Селеста ничего не отвечала, а на губах ее блуждала странная улыбка. Однажды утром она спокойно объявила, что уходит, так как хочет вернуться к себе на родину. Рене пронизала такая дрожь, точно над ней стряслось большое несчастье. Она вскрикнула, забросала горничную вопросами. Зачем ей уходить, ведь они с ней так сжились! Рене предложила удвоить ей жалованье. Но на все ее добрые слова горничная со спокойным упрямством отрицательно качала головой. Наконец она сказала:

— Видите ли, сударыня, хоть вы мне золотые горы посулите, я не останусь недели лишней. О, вы меня еще не знаете!.. Я живу у вас восемь лет, так?.. Ну вот, с первого же дня я сказала себе: «Как накоплю пять тысяч франков, сейчас же вернусь на родину, куплю себе дом и счастливо заживу…» Это обет, понимаете? Вчера, когда вы мне заплатили жалованье, у меня как раз и оказалось пять тысяч.

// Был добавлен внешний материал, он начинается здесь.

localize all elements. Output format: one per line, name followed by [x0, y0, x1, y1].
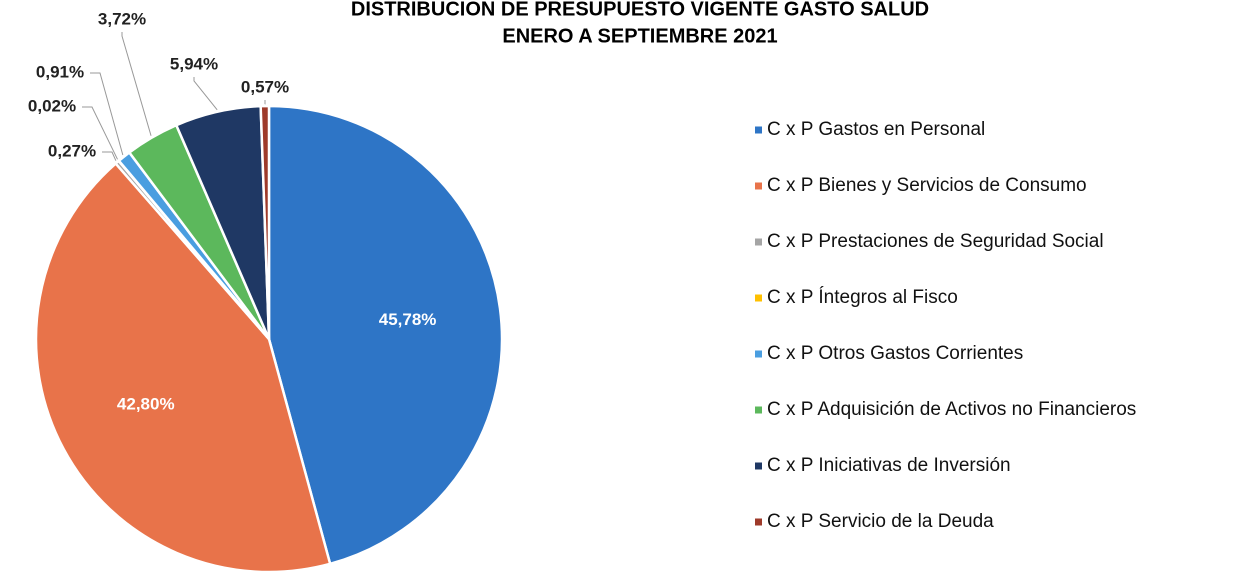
legend-label: C x P Bienes y Servicios de Consumo [767, 175, 1087, 196]
legend-marker [755, 350, 762, 358]
chart-subtitle: ENERO A SEPTIEMBRE 2021 [502, 25, 777, 47]
legend-label: C x P Otros Gastos Corrientes [767, 343, 1023, 364]
legend-label: C x P Servicio de la Deuda [767, 511, 994, 532]
data-label: 5,94% [170, 54, 218, 73]
data-label: 0,27% [48, 141, 96, 160]
leader-line [121, 32, 152, 136]
pie-slice [267, 104, 504, 566]
legend-marker [755, 462, 762, 470]
legend-label: C x P Íntegros al Fisco [767, 287, 958, 308]
leader-line [193, 77, 218, 111]
legend-marker [755, 406, 762, 414]
data-label: 0,91% [36, 62, 84, 81]
legend-label: C x P Gastos en Personal [767, 119, 985, 140]
data-label: 0,57% [241, 77, 289, 96]
data-label: 42,80% [117, 394, 175, 413]
chart-title: DISTRIBUCIÓN DE PRESUPUESTO VIGENTE GAST… [351, 0, 929, 20]
legend-marker [755, 238, 762, 246]
pie-slice [259, 104, 271, 340]
legend-marker [755, 182, 762, 190]
legend-marker [755, 518, 762, 526]
data-label: 45,78% [379, 310, 437, 329]
legend-marker [755, 126, 762, 134]
legend-label: C x P Iniciativas de Inversión [767, 455, 1011, 476]
legend-label: C x P Prestaciones de Seguridad Social [767, 231, 1104, 252]
leader-line [82, 106, 118, 160]
legend-marker [755, 294, 762, 302]
legend-label: C x P Adquisición de Activos no Financie… [767, 399, 1136, 420]
data-label: 3,72% [98, 9, 146, 28]
leader-line [102, 151, 117, 161]
leader-line [90, 72, 124, 156]
data-label: 0,02% [28, 96, 76, 115]
pie-slice [34, 161, 332, 573]
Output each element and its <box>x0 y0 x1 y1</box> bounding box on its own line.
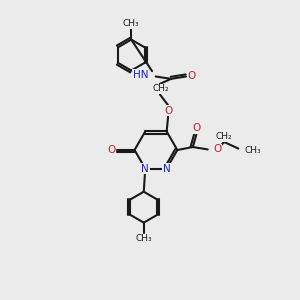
Text: N: N <box>141 164 149 173</box>
Text: HN: HN <box>133 70 148 80</box>
Text: N: N <box>163 164 170 173</box>
Text: O: O <box>192 123 200 133</box>
Text: O: O <box>188 71 196 82</box>
Text: CH₂: CH₂ <box>215 132 232 141</box>
Text: O: O <box>164 106 172 116</box>
Text: O: O <box>213 144 221 154</box>
Text: CH₃: CH₃ <box>135 235 152 244</box>
Text: CH₃: CH₃ <box>245 146 261 154</box>
Text: O: O <box>107 145 116 155</box>
Text: CH₂: CH₂ <box>153 85 169 94</box>
Text: CH₃: CH₃ <box>123 19 140 28</box>
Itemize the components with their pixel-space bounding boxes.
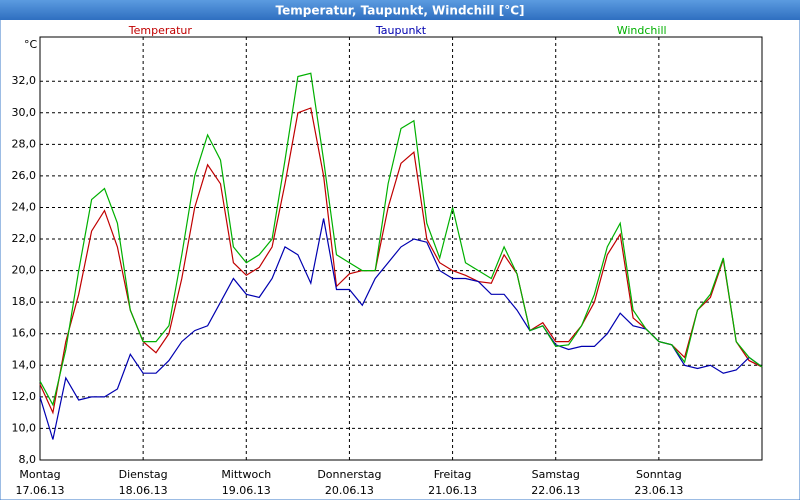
series-line [39,72,763,407]
y-tick-label: 12,0 [12,390,37,403]
y-tick-label: 24,0 [12,200,37,213]
y-tick-label: 26,0 [12,169,37,182]
legend-label: Temperatur [128,24,193,37]
x-tick-label: Dienstag [119,468,168,481]
x-tick-date: 23.06.13 [634,484,683,497]
y-tick-label: 22,0 [12,232,37,245]
x-tick-label: Freitag [434,468,472,481]
series-line [39,107,763,415]
x-tick-date: 19.06.13 [222,484,271,497]
x-tick-date: 21.06.13 [428,484,477,497]
y-tick-label: 10,0 [12,421,37,434]
y-tick-label: 8,0 [19,453,37,466]
title-bar [0,0,800,20]
y-tick-label: 32,0 [12,74,37,87]
series-line [39,218,763,440]
x-tick-date: 22.06.13 [531,484,580,497]
x-tick-date: 17.06.13 [16,484,65,497]
x-tick-label: Mittwoch [221,468,271,481]
y-axis-label: °C [24,38,38,51]
chart-title: Temperatur, Taupunkt, Windchill [°C] [276,4,525,18]
x-tick-label: Donnerstag [317,468,381,481]
x-tick-date: 18.06.13 [119,484,168,497]
legend-label: Windchill [617,24,667,37]
plot-area [39,36,763,461]
y-tick-label: 18,0 [12,295,37,308]
x-tick-date: 20.06.13 [325,484,374,497]
y-tick-label: 28,0 [12,137,37,150]
y-tick-label: 30,0 [12,106,37,119]
y-tick-label: 14,0 [12,358,37,371]
y-tick-label: 20,0 [12,264,37,277]
legend-label: Taupunkt [375,24,427,37]
x-tick-label: Sonntag [636,468,682,481]
x-tick-label: Samstag [532,468,580,481]
x-tick-label: Montag [19,468,60,481]
y-tick-label: 16,0 [12,327,37,340]
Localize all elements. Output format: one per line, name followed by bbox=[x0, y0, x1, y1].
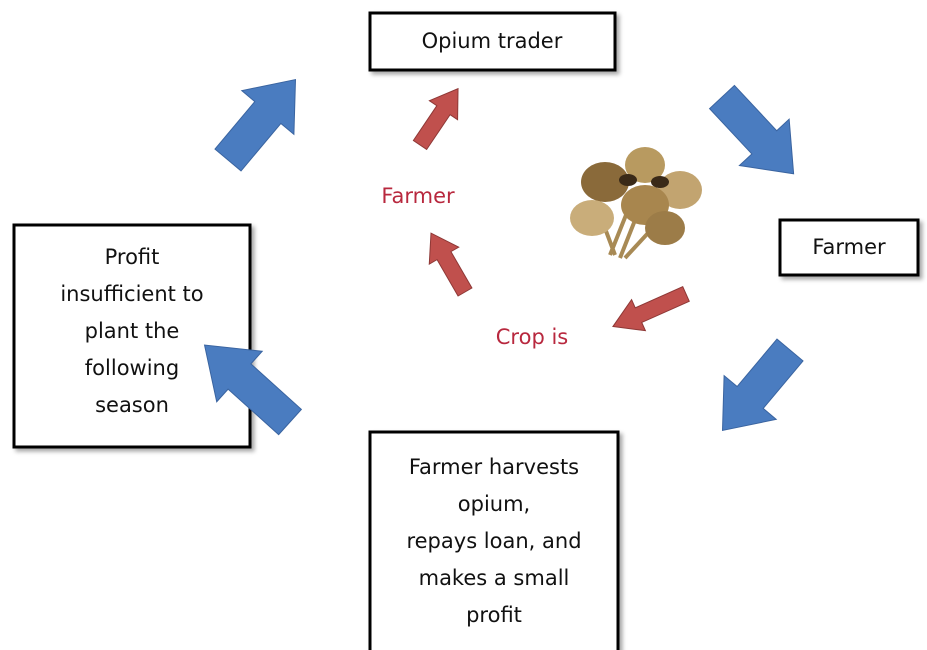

У Рене похолодело сердце. Ей представилось, как Селеста прибирала комнату, в то время как она, Рене, целовалась с Максимом, как камеристка ходила позади них с полным безразличием, мечтая накопить пять тысяч франков. И все же Рене попробовала ее удержать, ужаснувшись предстоявшего ей одиночества, надеясь, несмотря ни на что, уговорить эту упрямую дуру, которую она считала преданной и которая оказалась такой эгоисткой. Селеста улыбалась и, качая головой, бормотала:

— Нет, нет, это невозможно. Я и родной матери отказала бы… Я куплю двух коров, может быть, заведу молочную торговлю… У нас очень хорошо. А если вы приедете ко мне в гости, я буду очень рада. Я вам оставлю адрес, это возле Кана.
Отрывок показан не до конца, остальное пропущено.